X3D-Multigrid icon indicating copy to clipboard operation
X3D-Multigrid copied to clipboard

Why eval mode degenerated?

Open WUSHUANGPPP opened this issue 3 years ago • 6 comments

Thanks for your clean implementation! @kkahatapitiya I have two problem to consult you:

  1. I find out the prediction in eval mode always same when I finish training x3d on kinetics-200 dataset. But it's normal if inference in model.train().I failed to find the reason.(base_bn_splits=8 or 1 got same observation, I trained the model in normal way.)
  2. Why some layerx.x.bnx.split_bn.running_var and running_mean keep still alone the whole training process ? image As the chart above, why running_mean and running_var keep same along the whole training process? appreciate it

WUSHUANGPPP avatar Oct 11 '21 16:10 WUSHUANGPPP

During training split_bn parameters (eg: self.split_bn.running_mean.data) inside SubBatchNorm will be updated, and they will be copied to bn parameters (eg: self.bn.running_mean.data) during eval, by running https://github.com/kkahatapitiya/X3D-Multigrid/blob/d63d8fe6210d2b38aa26d71b0062b569687d6be2/train_x3d_kinetics_multigrid.py#L205

Are you doing this? If so, things should work properly. Also, what is the batch size per gpu and number of splits you use for bn?

kkahatapitiya avatar Oct 11 '21 16:10 kkahatapitiya

Apprecaite it. I leave out the code you mentioned. I just use your x3d.py and train it according to the common video classification task in my project code, batchsize of 128, 8 gpus without setting any other variables without setting multigrid training details(batchsize 16 per gpu).

#...other backbone...
elif opt.model=='x3d':
        model = x3d3.generate_model('M',n_classes = opt.classes)
#...other backbone...

I just use the interface of generate_model(x3d_version, **kwargs) to generate x3d model and then I'd like to modify the backbone to check other training trick.

WUSHUANGPPP avatar Oct 12 '21 03:10 WUSHUANGPPP

So each epoch we have to run x3d.module.aggregate_sub_bn_stats() otherwise bn parameters would be same as the initial value? @kkahatapitiya Is there any other configureation like this?

WUSHUANGPPP avatar Oct 12 '21 04:10 WUSHUANGPPP

You have to run aggregate_sub_bn_stats(), before validation (i.e., when you put the model in eval() mode) everytime.

kkahatapitiya avatar Oct 12 '21 05:10 kkahatapitiya

Hi,@kkahatapitiya .Could you please tell me if you test the performance in normal training setup( not in multigrid training mode )?
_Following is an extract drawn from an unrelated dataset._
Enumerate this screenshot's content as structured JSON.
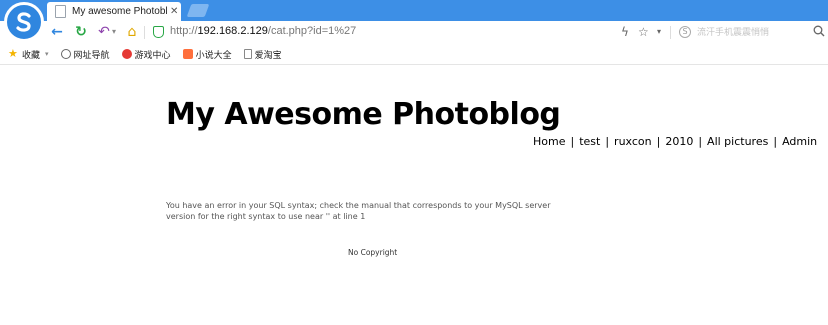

I trained and test it in constant batchsize of 128 for 350 epochs on Kinetics-200(smaller dataset of 200-class should get more higher performance),then I got the results of 64.0% acc which is similar to the performance of Resnet18 on this dataset.(I run aggregate_sub_bn_stats() each epoch without validation for fast training) initial lr:0.05 optimizer schedule:cosin decay

WUSHUANGPPP avatar Oct 13 '21 07:10 WUSHUANGPPP

Sorry about the long delay in response. Since the data split and multiple training hyperparameters are different, I am not sure what the expected performance would look like. If you train with the given hyperaparameters and the default K400 split, you'll get a number closer to what's reported.

kkahatapitiya avatar Jul 07 '23 15:07 kkahatapitiya